Carpentaria bent over the old woman, as if to search ‘her eyes and find some kindness there.
And it seemed to him, indeed, that the character of her gaze had somewhat changed, though those brilliant orbs, famous in Torquay fifty years ago for their splendour, showed no trace of humidity.
Carpentaria himself was moved. It would have been impossible for anyone, least of all an artist of romantic instincts such as he, to listen to Jetsam’s recital without emotion. And now, when the narrative was finished, Jetsam sat silent and preoccupied, the figure of grief and of failure. One felt, in observing him, the immense tragedy of his life—a life which would not have been a tragedy, but merely a little slice of the commonplace, had he not by chance learned the sinister secret of his origin. One understood how the discovery of that secret had completely changed his view of existence, how it had filled him with ideas of frantic hope, frantic revenge, and frantic regret at the long drab irrecoverable years which the past had swallowed up. One penetrated, as it were, into his brain, and watched how he was continually contrasting what his career actually had been with what it might have been—with what it would have been but for the ruthless action of the woman on the bed.

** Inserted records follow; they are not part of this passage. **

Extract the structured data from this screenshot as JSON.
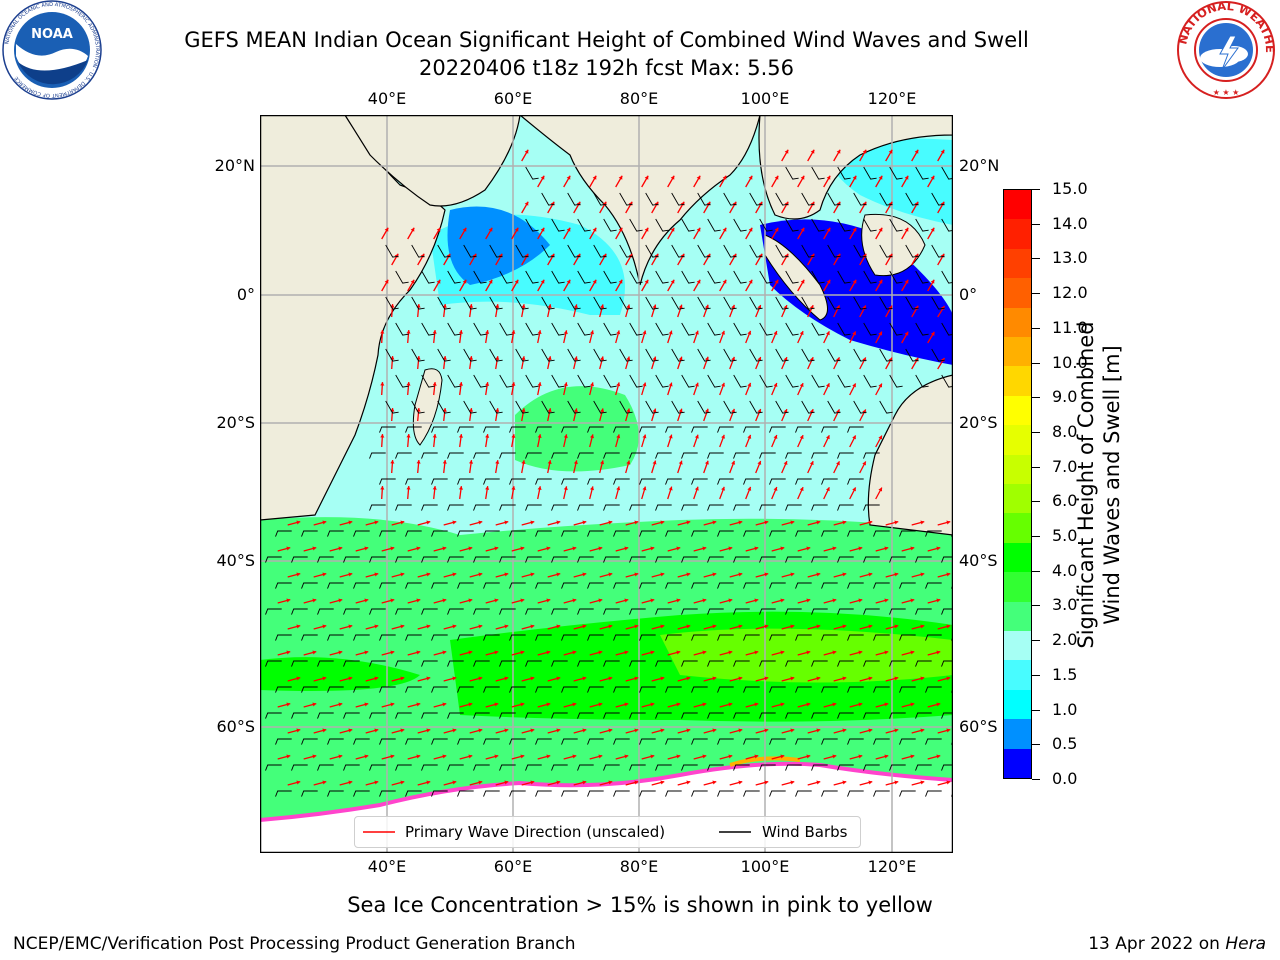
{
  "title_line1": "GEFS MEAN Indian Ocean Significant Height of Combined Wind Waves and Swell",
  "title_line2": "20220406 t18z 192h fcst   Max: 5.56",
  "map": {
    "lon_ticks_top": [
      "40°E",
      "60°E",
      "80°E",
      "100°E",
      "120°E"
    ],
    "lon_ticks_bottom": [
      "40°E",
      "60°E",
      "80°E",
      "100°E",
      "120°E"
    ],
    "lat_ticks_left": [
      "20°N",
      "0°",
      "20°S",
      "40°S",
      "60°S"
    ],
    "lat_ticks_right": [
      "20°N",
      "0°",
      "20°S",
      "40°S",
      "60°S"
    ],
    "extent": {
      "lon_min": 20,
      "lon_max": 130,
      "lat_min": -76,
      "lat_max": 28
    },
    "land_color": "#efeddc",
    "grid_color": "#b0b0b0",
    "arrow_color": "#ff0000",
    "barb_color": "#000000"
  },
  "legend": {
    "primary_wave_label": "Primary Wave Direction (unscaled)",
    "wind_barbs_label": "Wind Barbs"
  },
  "colorbar": {
    "title_line1": "Significant Height of Combined",
    "title_line2": "Wind Waves and Swell [m]",
    "labels": [
      "15.0",
      "14.0",
      "13.0",
      "12.0",
      "11.0",
      "10.0",
      "9.0",
      "8.0",
      "7.0",
      "6.0",
      "5.0",
      "4.0",
      "3.0",
      "2.0",
      "1.5",
      "1.0",
      "0.5",
      "0.0"
    ],
    "colors_top_to_bottom": [
      "#ff0000",
      "#ff2000",
      "#ff4000",
      "#ff6000",
      "#ff8a00",
      "#ffb000",
      "#ffd700",
      "#ffff00",
      "#e6ff00",
      "#c8ff00",
      "#a0ff00",
      "#66ff00",
      "#00ff00",
      "#32ff32",
      "#44ff7a",
      "#a6fff4",
      "#48fcff",
      "#00ffff",
      "#0090ff",
      "#0000ff"
    ]
  },
  "footer": {
    "caption": "Sea Ice Concentration > 15% is shown in pink to yellow",
    "left": "NCEP/EMC/Verification Post Processing Product Generation Branch",
    "right_date": "13 Apr 2022 on ",
    "right_host": "Hera"
  },
  "logos": {
    "noaa_text": "NOAA",
    "noaa_ring": "NATIONAL OCEANIC AND ATMOSPHERIC ADMINISTRATION · U.S. DEPARTMENT OF COMMERCE",
    "nws_ring": "NATIONAL WEATHER SERVICE"
  }
}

And then there was the burly, smitten figure of Josephus Ilam, too, equally pathetic in its way. For love of this strong, heavy man, who once had been a little boy in a sailor suit standing on Exeter platform, the woman on the bed had committed a crime which was certainly worse than murder. She had made one life and she had marred another. And now she herself was stricken, withered, about to appear before the ultimate tribunal. It was incontrovertible that, if she had sinned, she had sinned magnificently, in the grand manner.
Carpentaria glanced at the two men, and then back again at the aged mother.
“I understand, Mrs. Ilam,” he began in a voice strangely soft and persuasive, “that you can indicate ‘yes’ or ‘no’ by a slight movement. Miss Dartmouth told me the other day. Is this so? I entreat you to answer me.”
With a sudden jerk Josephus Ilam rose from his chair and rushed to the bedside.
“Answer him, mother.”
Mother and son exchanged a long gaze, and then Mrs. Ilam’s eyelids blinked. It was the affirmative sign.
“Thank you,” said Carpentaria simply. “Now it seems to me, if you are not too tired, that we can quite easily carry on a conversation upon this basis. It will be slow, but it will be none the less sure. By successively choosing letters out of the alphabet you can make up words, and so form sentences. You can choose the letters thus: I will run through the alphabet, and when I come to the letter you want, you will blink. Do you comprehend my scheme?”